What happens when God asks you to face yourself, to look at yourself and make an honest evaluation? In Matthew 5:38-42, He does just that. Our response? Often it is to explain it away; to come up with another understanding that makes God's Word palatable.
The above passage is very familiar with both Christians and non-Christians. Everyone can recite, "turn the other cheek." Often they understand these words to teach pacifism. However, they miss the point of Jesus' words. God gives permission to fight crime and wage war. (See Genesis 9:6 & Romans 13 as examples.) Also, self-defense is not rebuked.
What then does the passage teach? It teaches us to examine our personal rights, our responses to those that ask of us. In the United States, rights are everything, and with good reason. However, when a culture is created around personal rights, in time these rights trump all others, and any sense of humility and submission is lost. Humility and submission must be taught alongside of personal rights to keep a culture in balance.

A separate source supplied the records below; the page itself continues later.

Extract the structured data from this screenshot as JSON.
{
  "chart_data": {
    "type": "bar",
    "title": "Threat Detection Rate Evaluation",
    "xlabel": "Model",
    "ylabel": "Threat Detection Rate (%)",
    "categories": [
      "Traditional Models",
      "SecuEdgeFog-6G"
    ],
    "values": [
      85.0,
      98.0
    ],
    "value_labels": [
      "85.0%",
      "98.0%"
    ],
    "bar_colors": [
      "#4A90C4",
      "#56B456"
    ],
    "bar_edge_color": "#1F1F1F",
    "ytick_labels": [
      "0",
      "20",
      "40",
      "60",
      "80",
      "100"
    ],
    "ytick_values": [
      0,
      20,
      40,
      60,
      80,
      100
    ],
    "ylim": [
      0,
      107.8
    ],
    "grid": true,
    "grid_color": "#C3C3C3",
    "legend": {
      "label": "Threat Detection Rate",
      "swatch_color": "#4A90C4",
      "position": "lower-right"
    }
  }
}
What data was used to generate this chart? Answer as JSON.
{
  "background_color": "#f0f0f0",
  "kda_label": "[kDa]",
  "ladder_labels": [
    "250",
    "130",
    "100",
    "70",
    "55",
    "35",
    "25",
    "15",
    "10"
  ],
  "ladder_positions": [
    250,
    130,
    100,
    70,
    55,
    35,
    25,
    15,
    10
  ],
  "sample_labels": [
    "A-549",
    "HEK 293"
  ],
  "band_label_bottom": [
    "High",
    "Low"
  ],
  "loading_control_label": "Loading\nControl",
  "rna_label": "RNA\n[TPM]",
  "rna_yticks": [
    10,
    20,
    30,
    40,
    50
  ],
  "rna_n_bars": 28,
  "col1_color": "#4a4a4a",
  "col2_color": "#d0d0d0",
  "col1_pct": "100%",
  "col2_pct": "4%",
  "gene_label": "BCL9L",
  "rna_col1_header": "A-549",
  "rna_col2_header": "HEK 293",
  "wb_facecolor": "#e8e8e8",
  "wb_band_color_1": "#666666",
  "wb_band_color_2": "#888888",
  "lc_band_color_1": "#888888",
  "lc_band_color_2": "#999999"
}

Jesus taught these concepts and did so in a way that made the listener consider self and selfishness. He asks us to walk the second mile. A Roman soldier could rightly demand of anyone to carry his baggage for one mile. Jesus tells us to go two. Why? When we go the "extra mile" we are doing that which is not rightly demanded of us. We gain freedom from the moment by going beyond the required. The soldier then must ask us to not do so or accept our gift. The second mile becomes an act of grace. And it gives us, the one carrying the burden, freedom that we did not have during the first mile.
I'll expand this in the weeks to come.